丛连柱连连点头,道:“懂,懂,我保证安排妥妥的。”
把丛连柱打发走,我用韩茂奇的血发生辰做桐人一份埋在房后屋角,当初挖出藏尸地窖的位置,整个院子阴煞最重处。
如此过了五天,何芳兵基本把指脉辨邪法和相妖怪精邪法背熟记牢,我接到了葛修的消息。
陶明亮已经从京城出发,来这边求救,解决受命木牌丢失的情况。
当天晚些时候,姜春晓打来电话,提醒我京城有人来金城,又说她安排负责盯着常兴来的人也已经出京,不日抵达金城。
完全不出我所料。
又过了两天,陶明亮抵达金城。
他先去拜会葛修,由葛修搭桥递信,得了我的同意,约好时间这才上门拜见我。
陶明亮来得很低调,一辆进口的凯迪拉克,加上司机和保镖也只有四个人。
下车的时候,陶明亮是从左侧下来的,而右侧出来的是个三十左右岁的男人。
男人一张圆脸,带着笑呵呵的表情,穿着打扮没什么特别,甚至显得有些过份随意,可这人下车往那一站,就显出股子不同寻常的气场。
那是一种久居人上养成的优越感。
往院子里走的时候,陶明亮落后这个男人半步,而从副驾驶位置下来的保镖则跟在男人的另一侧后方,形成个品字型,倒显得陶明亮成了个跟班一样。
我正在写字。
何芳兵在旁边负责磨墨压纸。
房门没关,那个男人径直走了进来,毫不客气地坐到沙发上,斜斜一倚,颇有兴致地打量着我。
我只当没看到,继续写我的字。
保镖跟着进门,便站到了沙发后方。
只有陶明亮老实走到桌前,鞠躬行礼道:“惠道长,你好,我是陶明亮,请葛老仙爷做中,求您救命。
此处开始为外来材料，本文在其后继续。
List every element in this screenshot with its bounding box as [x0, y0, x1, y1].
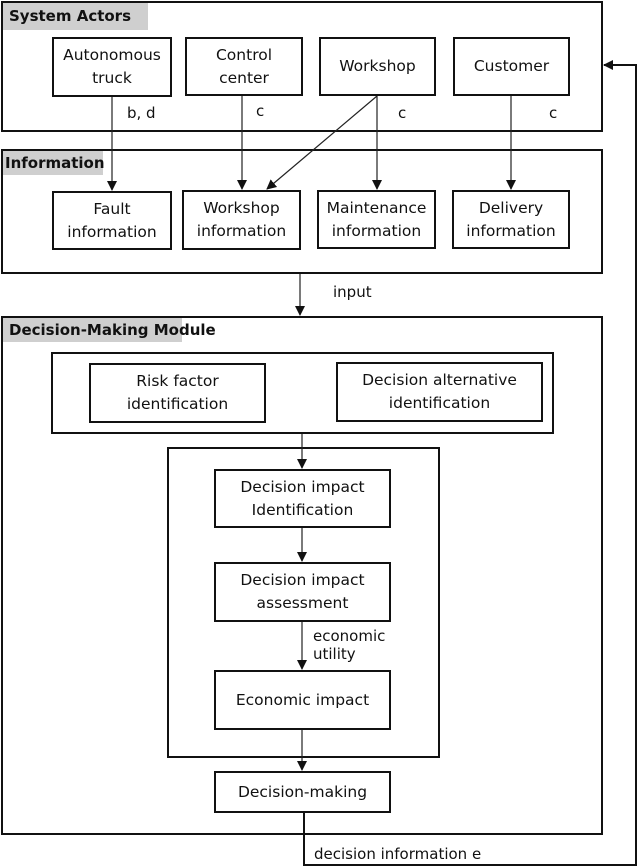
info-fault: Fault information	[52, 191, 172, 250]
edge-label-truck: b, d	[127, 104, 156, 122]
information-label: Information	[3, 151, 105, 175]
feedback-label: decision information e	[314, 845, 482, 863]
decision-making-module-label: Decision-Making Module	[3, 318, 216, 342]
info-delivery: Delivery information	[452, 190, 570, 249]
info-workshop: Workshop information	[182, 190, 301, 250]
edge-label-control-center: c	[256, 102, 265, 120]
economic-utility-label: economic utility	[313, 627, 386, 663]
decision-making: Decision-making	[214, 771, 391, 813]
edge-label-workshop: c	[398, 104, 407, 122]
actor-control-center: Control center	[185, 37, 303, 96]
system-actors-label: System Actors	[3, 3, 148, 30]
actor-customer: Customer	[453, 37, 570, 96]
input-label: input	[333, 283, 372, 301]
decision-impact-identification: Decision impact Identification	[214, 469, 391, 528]
decision-impact-assessment: Decision impact assessment	[214, 562, 391, 622]
edge-label-customer: c	[549, 104, 558, 122]
risk-factor-identification: Risk factor identification	[89, 363, 266, 423]
actor-workshop: Workshop	[319, 37, 436, 96]
info-maintenance: Maintenance information	[317, 190, 436, 249]
actor-autonomous-truck: Autonomous truck	[52, 37, 172, 97]
decision-alternative-identification: Decision alternative identification	[336, 362, 543, 422]
economic-impact: Economic impact	[214, 670, 391, 730]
”
说完,掏出个信封来,双手奉上。
我没理会他,继续写我的字。
陶明亮就那么一直保持鞠躬状态,一动不动。
我写完一篇字,放下笔,欣赏了片刻,抬头看向坐在沙发上的男人,道:“怎么称呼?”
男人拍着大腿笑了起来,“有点意思啊,老陶在京城地界上也算有些脸面,到了你这里都装成孙子,你却连个话头都不给,倒是跟我来搭话。”
我说:“陶明亮来我知道,而你来我不知道,不速之客是为恶,不问清楚怕以后有关碍。”